Monday, April 26, 2010

Immoderate Moderation

There is nothing moderate about the moderation of The New York Times columnist David Brooks. And in his most recent piece he reveals as much...again.

I'll linger for only a moment to note how foolishly naive or willfully blind Brooks must have been to the transparently obvious anything-but-moderate politics of our current president. Everything about Barack Obama, before the election, positively screamed "I'm a true-believing Lefty", from his life experience, his education, his career direction, his party of choice, his biographies, his place of worship, his associations, his voting record, etc. As a result, nothing he has done since the election can justly be called a surprise.

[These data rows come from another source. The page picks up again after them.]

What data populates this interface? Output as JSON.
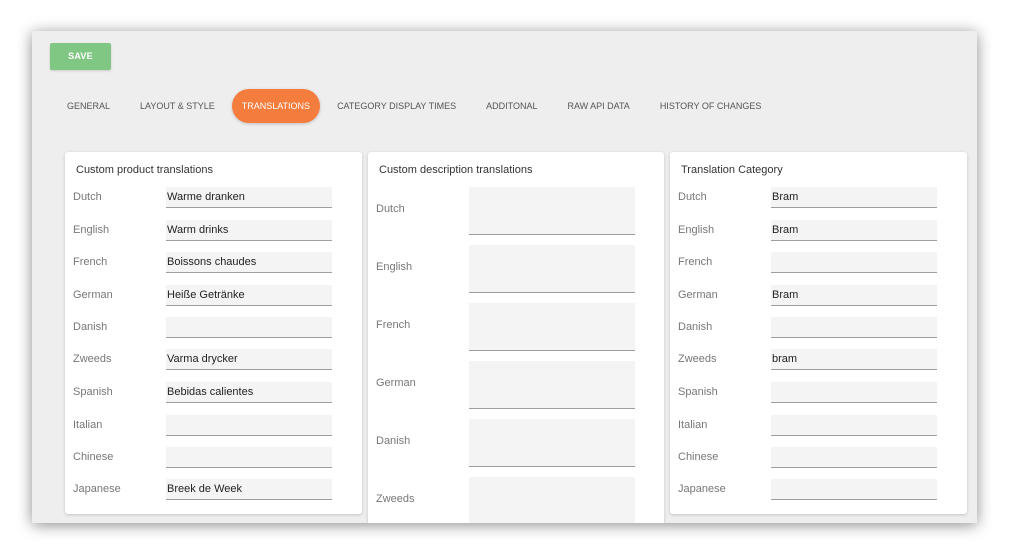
{
  "toolbar": {
    "save_label": "SAVE"
  },
  "tabs": [
    {
      "label": "GENERAL",
      "active": false
    },
    {
      "label": "LAYOUT & STYLE",
      "active": false
    },
    {
      "label": "TRANSLATIONS",
      "active": true
    },
    {
      "label": "CATEGORY DISPLAY TIMES",
      "active": false
    },
    {
      "label": "ADDITONAL",
      "active": false
    },
    {
      "label": "RAW API DATA",
      "active": false
    },
    {
      "label": "HISTORY OF CHANGES",
      "active": false
    }
  ],
  "product_translations": {
    "title": "Custom product translations",
    "rows": [
      {
        "label": "Dutch",
        "value": "Warme dranken"
      },
      {
        "label": "English",
        "value": "Warm drinks"
      },
      {
        "label": "French",
        "value": "Boissons chaudes"
      },
      {
        "label": "German",
        "value": "Heiße Getränke"
      },
      {
        "label": "Danish",
        "value": ""
      },
      {
        "label": "Zweeds",
        "value": "Varma drycker"
      },
      {
        "label": "Spanish",
        "value": "Bebidas calientes"
      },
      {
        "label": "Italian",
        "value": ""
      },
      {
        "label": "Chinese",
        "value": ""
      },
      {
        "label": "Japanese",
        "value": "Breek de Week"
      }
    ]
  },
  "description_translations": {
    "title": "Custom description translations",
    "rows": [
      {
        "label": "Dutch",
        "value": ""
      },
      {
        "label": "English",
        "value": ""
      },
      {
        "label": "French",
        "value": ""
      },
      {
        "label": "German",
        "value": ""
      },
      {
        "label": "Danish",
        "value": ""
      },
      {
        "label": "Zweeds",
        "value": ""
      }
    ]
  },
  "category_translations": {
    "title": "Translation Category",
    "rows": [
      {
        "label": "Dutch",
        "value": "Bram"
      },
      {
        "label": "English",
        "value": "Bram"
      },
      {
        "label": "French",
        "value": ""
      },
      {
        "label": "German",
        "value": "Bram"
      },
      {
        "label": "Danish",
        "value": ""
      },
      {
        "label": "Zweeds",
        "value": "bram"
      },
      {
        "label": "Spanish",
        "value": ""
      },
      {
        "label": "Italian",
        "value": ""
      },
      {
        "label": "Chinese",
        "value": ""
      },
      {
        "label": "Japanese",
        "value": ""
      }
    ]
  },
  "colors": {
    "save_button": "#81c784",
    "active_tab": "#f47c3c",
    "background": "#eeeeee"
  }
}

But, as I say, I don't wont to dwell here. Rather, I want you to consider instead this telling paragraph in Brooks' latest missive:
The government war is playing out just as you’d expect it to, strengthening those with pure positions and leaving those of us in the middle in the cross-fire. If the debate were about how to increase productivity or improve living standards, people like me could play. But when the country is wrapped up in a theological debate about the size of government, people like me are stuck crossways, trying to make distinctions no one heeds.
In another portion of the piece Brooks calls the perennial debate between those who believe in constitutionally limited government and those who do not, "stale". He's wrong. What's stale is his, and the far too many he represents, insufferably narcissistic pose of carefully measured, "a pox on both your houses" moderation. I do wish he were a little less extreme in advancing that view on the rest of us.